Researchers from Tufts University and the Wyss Institute at Harvard University have developed tiny biological robots, known as Anthrobots, capable of healing brain cells in a laboratory setting. These multicellular robots, ranging from hair-width to pencil-point size, were created using unaltered human tracheal cells. Unlike previous biobots called Xenobots, the Anthrobots were not individually sculpted from frog embryonic stem cells but rather grown organically from tracheal cells taken from adult donors.

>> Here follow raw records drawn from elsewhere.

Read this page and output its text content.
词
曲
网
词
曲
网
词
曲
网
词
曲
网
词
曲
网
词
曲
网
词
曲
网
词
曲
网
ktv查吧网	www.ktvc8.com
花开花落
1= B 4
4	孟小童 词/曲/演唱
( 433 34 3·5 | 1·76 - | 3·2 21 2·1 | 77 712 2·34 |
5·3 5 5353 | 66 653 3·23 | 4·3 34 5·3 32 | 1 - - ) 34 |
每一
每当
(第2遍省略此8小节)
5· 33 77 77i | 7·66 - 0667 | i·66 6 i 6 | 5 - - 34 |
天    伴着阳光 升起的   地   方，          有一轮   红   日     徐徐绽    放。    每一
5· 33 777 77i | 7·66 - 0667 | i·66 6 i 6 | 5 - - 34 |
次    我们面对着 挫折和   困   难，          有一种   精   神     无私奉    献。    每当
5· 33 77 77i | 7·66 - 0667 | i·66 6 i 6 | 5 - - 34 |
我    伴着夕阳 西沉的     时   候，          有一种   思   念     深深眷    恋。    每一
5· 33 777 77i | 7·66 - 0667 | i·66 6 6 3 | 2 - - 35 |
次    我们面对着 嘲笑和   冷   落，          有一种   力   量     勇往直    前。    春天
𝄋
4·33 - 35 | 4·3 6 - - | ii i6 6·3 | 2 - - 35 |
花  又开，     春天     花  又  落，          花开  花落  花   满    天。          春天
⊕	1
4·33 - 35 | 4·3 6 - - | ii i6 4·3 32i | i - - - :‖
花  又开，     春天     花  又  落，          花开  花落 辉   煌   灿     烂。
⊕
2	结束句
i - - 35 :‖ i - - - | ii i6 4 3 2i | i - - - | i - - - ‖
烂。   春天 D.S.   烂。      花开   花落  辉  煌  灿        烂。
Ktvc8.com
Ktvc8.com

The Anthrobots demonstrated autonomous movement, with various subtypes exhibiting different structures and patterns of motion. The researchers harnessed their regenerative potential by placing a group of Anthrobots, referred to as a «superbot,» onto a 2D layer of human neurons that had been wounded. Mimicking swarm intelligence, the superbot formed a cluster of mainly «wigglers» and «circlers,» strategically positioned around the wound to facilitate repair. Within 72 hours, the native neuronal tissue regrew to close the gap at the sites where superbots were placed, resembling a «mechanical stitch.» The researchers envision potential applications in regenerative medicine, arterial plaque removal, and the identification of bacteria and cancer cells. The unexpected ability of unaltered tracheal cells to encourage neuron growth without DNA modification has opened avenues for further exploration into the healing mechanisms of these constructs.